DÉCOUVERTS initialement en 1993 chez le ver C.elegans, puis chez l'homme en 2001, les micro-ARN (miARN) sont apparus ces dernières années comme étant d'importants régulateurs de l'expression des gènes. Ces petits ARN non codants, simple brin, d'une longueur d'environ 22 nucléotides, sont des répresseurs post-transcriptionnels : en s'appariant à leurs ARN messagers (ARNm) cibles, ils provoquent leur dégradation ou la répression de leur traduction en protéine.
Chez l'homme, plus de 200 micro-ARN ont été identifiés.
Si la fonction de la plupart de ces miARN reste inconnue, on a déjà établi pour un petit nombre d'entre eux une participation à des processus biologiques essentiels : hématopoïèse, chronologie du développement, différenciation et prolifération cellulaire, apoptose.
Par ailleurs, ces miRNA ont été décrits comme dérégulés dans un grand nombre de tumeurs. Des signatures spécifiques d'expression des miARN ont été détectées dans une variété de cancers.
Ainsi, par exemple, une région du chromosome 13q encodant un groupe de 7 micro-ARN (miR-17-5p, miR-17-3p, miR-18a, miR-19a, miR-20a, miR-19b et miR-92) est souvent amplifiée dans le lymphome et dans d'autres cancers. Ce groupe a reçu l'appellation miR-17-92.
Des souris malades en moins de deux mois.
De précédents travaux ont montré que l'expression rétrovirale de miR-17-92 dans le système hématopoïétique accélère le développement du lymphome qui est induit par l'oncogène c-Myc dans un modèle de souris transgénique.
Il restait cependant à savoir comment précisément la surexpression de miR-17-92 pouvait favoriser le développement du lymphome (ou la lymphomatogenèse).
Le Dr Klaus Rajewsky et son équipe, de la Harvard Medical School, à Boston (Etats-Unis), ont cherché à élucider le mécanisme.
Pour en savoir plus, l'équipe de Rajewsky a utilisé une approche de ciblage de gène avec gain de fonction ; elle a développé une lignée de souris transgéniques qui surexpriment le groupe de micro-ARN humains miR-17-92 dans leurs lymphocytes (B et T). La surexpression des micro-ARN dans leurs lymphocytes est comparable (ou légèrement plus faible) à celle observée dans les cellules du lymphome humain.

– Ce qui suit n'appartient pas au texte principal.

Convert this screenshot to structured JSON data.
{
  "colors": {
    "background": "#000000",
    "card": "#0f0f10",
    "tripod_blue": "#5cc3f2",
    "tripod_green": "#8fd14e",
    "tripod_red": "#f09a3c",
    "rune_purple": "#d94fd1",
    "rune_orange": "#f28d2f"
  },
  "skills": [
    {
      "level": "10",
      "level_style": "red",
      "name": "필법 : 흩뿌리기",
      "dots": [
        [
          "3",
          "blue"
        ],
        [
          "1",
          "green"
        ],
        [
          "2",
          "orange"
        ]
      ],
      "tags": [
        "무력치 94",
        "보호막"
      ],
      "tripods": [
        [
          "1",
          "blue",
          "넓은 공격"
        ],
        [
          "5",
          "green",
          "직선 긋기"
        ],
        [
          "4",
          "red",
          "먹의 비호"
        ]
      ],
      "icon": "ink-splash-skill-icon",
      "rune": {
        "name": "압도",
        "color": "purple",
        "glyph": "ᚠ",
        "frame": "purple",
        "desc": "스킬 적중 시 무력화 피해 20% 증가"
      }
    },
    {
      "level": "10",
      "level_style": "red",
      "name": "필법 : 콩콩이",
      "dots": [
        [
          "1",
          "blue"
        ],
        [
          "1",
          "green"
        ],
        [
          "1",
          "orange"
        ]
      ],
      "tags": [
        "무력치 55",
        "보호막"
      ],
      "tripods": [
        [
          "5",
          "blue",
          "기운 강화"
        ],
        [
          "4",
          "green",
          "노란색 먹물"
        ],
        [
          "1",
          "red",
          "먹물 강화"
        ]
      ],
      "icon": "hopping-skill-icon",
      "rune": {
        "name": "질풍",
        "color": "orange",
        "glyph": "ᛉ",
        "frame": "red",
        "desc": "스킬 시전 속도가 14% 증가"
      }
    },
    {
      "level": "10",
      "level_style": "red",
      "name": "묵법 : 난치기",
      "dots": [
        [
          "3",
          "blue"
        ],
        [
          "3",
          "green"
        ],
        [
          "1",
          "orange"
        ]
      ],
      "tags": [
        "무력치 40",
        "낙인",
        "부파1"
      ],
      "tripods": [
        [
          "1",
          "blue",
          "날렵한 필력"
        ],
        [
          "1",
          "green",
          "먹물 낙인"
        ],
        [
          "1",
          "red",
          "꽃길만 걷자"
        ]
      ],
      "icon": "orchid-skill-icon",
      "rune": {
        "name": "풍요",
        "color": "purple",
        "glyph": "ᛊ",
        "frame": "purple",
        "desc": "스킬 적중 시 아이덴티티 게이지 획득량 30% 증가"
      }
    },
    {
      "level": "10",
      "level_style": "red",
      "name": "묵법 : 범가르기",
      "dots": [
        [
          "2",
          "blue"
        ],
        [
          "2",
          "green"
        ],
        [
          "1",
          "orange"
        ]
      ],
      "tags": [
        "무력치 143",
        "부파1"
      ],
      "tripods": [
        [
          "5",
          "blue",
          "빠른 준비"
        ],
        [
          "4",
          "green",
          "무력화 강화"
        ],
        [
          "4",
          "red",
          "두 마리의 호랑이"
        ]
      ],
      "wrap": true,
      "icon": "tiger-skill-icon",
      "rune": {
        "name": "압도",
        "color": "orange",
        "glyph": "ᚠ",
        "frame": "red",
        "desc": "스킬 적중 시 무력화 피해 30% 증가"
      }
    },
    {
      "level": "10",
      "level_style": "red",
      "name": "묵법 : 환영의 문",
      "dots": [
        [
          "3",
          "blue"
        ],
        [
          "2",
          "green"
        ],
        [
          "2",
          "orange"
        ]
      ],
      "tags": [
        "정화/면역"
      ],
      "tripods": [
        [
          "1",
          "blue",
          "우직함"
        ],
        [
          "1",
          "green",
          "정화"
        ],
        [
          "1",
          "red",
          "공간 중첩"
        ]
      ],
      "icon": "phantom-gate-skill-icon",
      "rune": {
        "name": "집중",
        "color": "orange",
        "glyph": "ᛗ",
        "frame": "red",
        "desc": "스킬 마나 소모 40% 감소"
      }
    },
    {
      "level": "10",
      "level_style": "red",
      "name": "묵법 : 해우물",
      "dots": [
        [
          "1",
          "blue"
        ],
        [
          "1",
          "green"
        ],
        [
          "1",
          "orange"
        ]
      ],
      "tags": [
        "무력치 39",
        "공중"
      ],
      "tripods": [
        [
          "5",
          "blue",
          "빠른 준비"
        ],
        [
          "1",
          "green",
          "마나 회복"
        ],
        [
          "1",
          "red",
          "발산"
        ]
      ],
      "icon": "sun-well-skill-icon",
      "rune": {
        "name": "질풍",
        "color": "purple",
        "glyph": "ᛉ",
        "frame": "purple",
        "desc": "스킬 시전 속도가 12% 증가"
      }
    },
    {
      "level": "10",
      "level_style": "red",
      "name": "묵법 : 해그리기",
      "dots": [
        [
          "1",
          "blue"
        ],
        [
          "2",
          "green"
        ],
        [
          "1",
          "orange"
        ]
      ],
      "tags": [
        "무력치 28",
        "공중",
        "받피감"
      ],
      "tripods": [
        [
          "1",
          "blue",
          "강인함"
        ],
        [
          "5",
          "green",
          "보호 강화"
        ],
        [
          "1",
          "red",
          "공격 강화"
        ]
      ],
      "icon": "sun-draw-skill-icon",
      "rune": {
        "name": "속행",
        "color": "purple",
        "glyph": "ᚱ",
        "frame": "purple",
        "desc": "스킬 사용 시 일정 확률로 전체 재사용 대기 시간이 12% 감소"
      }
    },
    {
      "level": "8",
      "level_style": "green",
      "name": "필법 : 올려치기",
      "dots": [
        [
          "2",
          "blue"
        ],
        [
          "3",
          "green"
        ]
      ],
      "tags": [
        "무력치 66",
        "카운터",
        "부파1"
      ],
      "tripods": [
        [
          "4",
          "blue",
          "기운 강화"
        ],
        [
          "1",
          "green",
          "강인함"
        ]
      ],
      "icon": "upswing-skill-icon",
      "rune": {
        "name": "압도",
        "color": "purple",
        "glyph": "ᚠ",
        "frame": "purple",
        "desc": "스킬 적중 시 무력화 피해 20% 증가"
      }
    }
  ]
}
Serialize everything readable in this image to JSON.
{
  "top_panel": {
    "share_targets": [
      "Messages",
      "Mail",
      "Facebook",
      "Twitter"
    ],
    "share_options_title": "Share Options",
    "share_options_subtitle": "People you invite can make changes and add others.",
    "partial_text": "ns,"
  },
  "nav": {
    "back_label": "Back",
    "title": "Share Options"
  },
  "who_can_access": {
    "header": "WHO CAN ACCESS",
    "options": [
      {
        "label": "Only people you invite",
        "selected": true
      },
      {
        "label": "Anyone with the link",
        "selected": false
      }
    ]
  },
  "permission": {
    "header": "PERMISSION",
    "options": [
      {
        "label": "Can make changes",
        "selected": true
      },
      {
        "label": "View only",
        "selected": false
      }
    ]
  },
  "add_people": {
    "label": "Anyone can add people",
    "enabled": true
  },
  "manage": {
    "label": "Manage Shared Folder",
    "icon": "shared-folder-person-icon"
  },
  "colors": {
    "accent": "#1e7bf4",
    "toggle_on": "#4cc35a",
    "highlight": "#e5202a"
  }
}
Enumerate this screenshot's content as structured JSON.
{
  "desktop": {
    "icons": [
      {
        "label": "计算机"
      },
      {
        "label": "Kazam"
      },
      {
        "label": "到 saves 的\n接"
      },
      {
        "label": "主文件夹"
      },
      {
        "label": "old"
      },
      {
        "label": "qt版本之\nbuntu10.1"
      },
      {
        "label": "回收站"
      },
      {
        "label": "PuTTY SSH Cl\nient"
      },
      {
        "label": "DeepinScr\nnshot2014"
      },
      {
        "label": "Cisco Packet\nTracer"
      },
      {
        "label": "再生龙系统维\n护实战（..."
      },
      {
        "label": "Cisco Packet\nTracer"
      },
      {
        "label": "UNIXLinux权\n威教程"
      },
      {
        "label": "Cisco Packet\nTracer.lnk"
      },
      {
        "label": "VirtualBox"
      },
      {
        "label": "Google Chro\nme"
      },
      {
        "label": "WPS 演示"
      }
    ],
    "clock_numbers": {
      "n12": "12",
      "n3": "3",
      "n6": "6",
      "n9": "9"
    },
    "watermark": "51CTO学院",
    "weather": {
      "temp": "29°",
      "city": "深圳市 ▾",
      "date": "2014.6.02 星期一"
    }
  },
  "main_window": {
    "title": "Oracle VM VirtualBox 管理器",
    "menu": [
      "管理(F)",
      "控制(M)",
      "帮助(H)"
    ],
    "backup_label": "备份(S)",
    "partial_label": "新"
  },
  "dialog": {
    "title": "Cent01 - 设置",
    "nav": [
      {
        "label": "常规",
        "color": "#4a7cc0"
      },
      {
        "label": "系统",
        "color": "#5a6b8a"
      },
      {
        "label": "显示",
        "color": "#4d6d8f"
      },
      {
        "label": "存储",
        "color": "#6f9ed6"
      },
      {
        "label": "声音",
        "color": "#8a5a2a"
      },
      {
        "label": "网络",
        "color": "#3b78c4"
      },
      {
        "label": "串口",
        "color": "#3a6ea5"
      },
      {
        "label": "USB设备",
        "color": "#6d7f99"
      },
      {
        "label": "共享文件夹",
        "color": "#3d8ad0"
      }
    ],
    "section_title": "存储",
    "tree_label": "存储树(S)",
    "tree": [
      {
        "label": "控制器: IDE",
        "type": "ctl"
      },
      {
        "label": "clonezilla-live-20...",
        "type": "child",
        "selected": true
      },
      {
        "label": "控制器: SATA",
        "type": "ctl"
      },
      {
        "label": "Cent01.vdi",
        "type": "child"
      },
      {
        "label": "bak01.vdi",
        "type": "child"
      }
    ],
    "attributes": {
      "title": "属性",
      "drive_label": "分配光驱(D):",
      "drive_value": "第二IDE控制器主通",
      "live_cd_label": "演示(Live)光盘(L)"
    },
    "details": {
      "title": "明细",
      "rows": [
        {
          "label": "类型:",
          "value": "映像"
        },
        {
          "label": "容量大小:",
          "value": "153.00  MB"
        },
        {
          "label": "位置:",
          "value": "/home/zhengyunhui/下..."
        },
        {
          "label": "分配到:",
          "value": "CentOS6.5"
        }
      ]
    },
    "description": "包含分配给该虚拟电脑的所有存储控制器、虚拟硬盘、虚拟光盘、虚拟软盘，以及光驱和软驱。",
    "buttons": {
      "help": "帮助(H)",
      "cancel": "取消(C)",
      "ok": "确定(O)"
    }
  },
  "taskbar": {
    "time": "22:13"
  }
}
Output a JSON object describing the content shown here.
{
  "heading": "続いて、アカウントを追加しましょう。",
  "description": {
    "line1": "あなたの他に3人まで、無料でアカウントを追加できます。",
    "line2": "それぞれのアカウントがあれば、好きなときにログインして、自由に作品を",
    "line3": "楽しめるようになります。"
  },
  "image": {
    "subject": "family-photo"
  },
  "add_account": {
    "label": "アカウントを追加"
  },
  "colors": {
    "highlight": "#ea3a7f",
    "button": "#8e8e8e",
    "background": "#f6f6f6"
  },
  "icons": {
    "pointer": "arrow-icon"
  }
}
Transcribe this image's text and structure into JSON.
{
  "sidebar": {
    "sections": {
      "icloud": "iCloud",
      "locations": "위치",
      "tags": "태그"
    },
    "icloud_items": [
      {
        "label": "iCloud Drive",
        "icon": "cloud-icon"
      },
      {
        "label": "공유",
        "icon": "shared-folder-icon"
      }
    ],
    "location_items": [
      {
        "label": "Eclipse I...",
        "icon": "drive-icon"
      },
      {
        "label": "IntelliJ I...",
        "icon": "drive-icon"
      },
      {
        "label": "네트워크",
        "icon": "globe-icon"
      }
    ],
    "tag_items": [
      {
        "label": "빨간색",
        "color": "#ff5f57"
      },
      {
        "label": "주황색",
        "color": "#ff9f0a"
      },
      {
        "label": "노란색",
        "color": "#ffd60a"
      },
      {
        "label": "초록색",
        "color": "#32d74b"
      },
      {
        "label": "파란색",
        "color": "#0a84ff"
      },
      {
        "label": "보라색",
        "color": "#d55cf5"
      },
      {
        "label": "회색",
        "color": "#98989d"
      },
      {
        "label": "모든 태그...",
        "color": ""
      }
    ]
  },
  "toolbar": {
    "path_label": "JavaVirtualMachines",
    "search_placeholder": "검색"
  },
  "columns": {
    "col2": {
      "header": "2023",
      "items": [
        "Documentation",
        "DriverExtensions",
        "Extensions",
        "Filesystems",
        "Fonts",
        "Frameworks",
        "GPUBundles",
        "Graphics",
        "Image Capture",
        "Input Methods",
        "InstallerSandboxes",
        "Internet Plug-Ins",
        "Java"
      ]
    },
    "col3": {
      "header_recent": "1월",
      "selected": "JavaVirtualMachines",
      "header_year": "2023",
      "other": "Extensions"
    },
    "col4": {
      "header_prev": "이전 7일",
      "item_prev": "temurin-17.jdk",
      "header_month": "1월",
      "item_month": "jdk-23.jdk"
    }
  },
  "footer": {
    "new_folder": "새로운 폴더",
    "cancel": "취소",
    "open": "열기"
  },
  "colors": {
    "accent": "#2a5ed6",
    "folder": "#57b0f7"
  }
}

En moins de deux mois, ces souris (TG/TG) développent une maladie lymphoproliférative associée à une auto-immunité et meurent prématurément (23/25 ou 92 % des souris). In vitro, on observe que les lymphocytes de ces souris ont une prolifération et une survie accrues après activation par différents facteurs (anti-CD3, anti-IgM, lipopolysaccharide). Enfin, l'équipe montre que les micro-ARN miR-17-92 répriment l'expression de deux tumeurs-suppresseurs, PTEN et Bim (protéine proapoptotique).
La mutation de ces deux gènes était déjà connue pour prédisposer au lymphome et à l'auto-immunité.
Les chercheurs démontrent que l'inhibition de l'expression de PTEN et de Bim par les micro-ARN miR-17-92 contribue de façon importante au phénotype auto-immun et lymphoprolifératif des souris transgéniques ; cependant, d'autres gènes ciblés par les micro-ARN qui restent à préciser sont également impliqués.
Des cibles en clinique ?
L'équipe propose donc que l'inhibition de l'expression de PTEN et de Bim par les micro-ARN miR-17-92 «contribue au développement du lymphome des patients, chez lesquels la région codante miR-17-92 est amplifiée dans les cellules tumorales».
«Nos résultats suggèrent que la surexpression de miR-17-92 pourrait bien être impliquée dans les phases précoces de la lymphomatogenèse», ajoutent-ils.
Une question se pose maintenant : ces micro-ARN pourraient-ils être des cibles thérapeutiques dans le traitement du cancer ?
« Nature Immunology », 9 mars 2008, Xiao et coll., DOI : 10.1038/ni1575.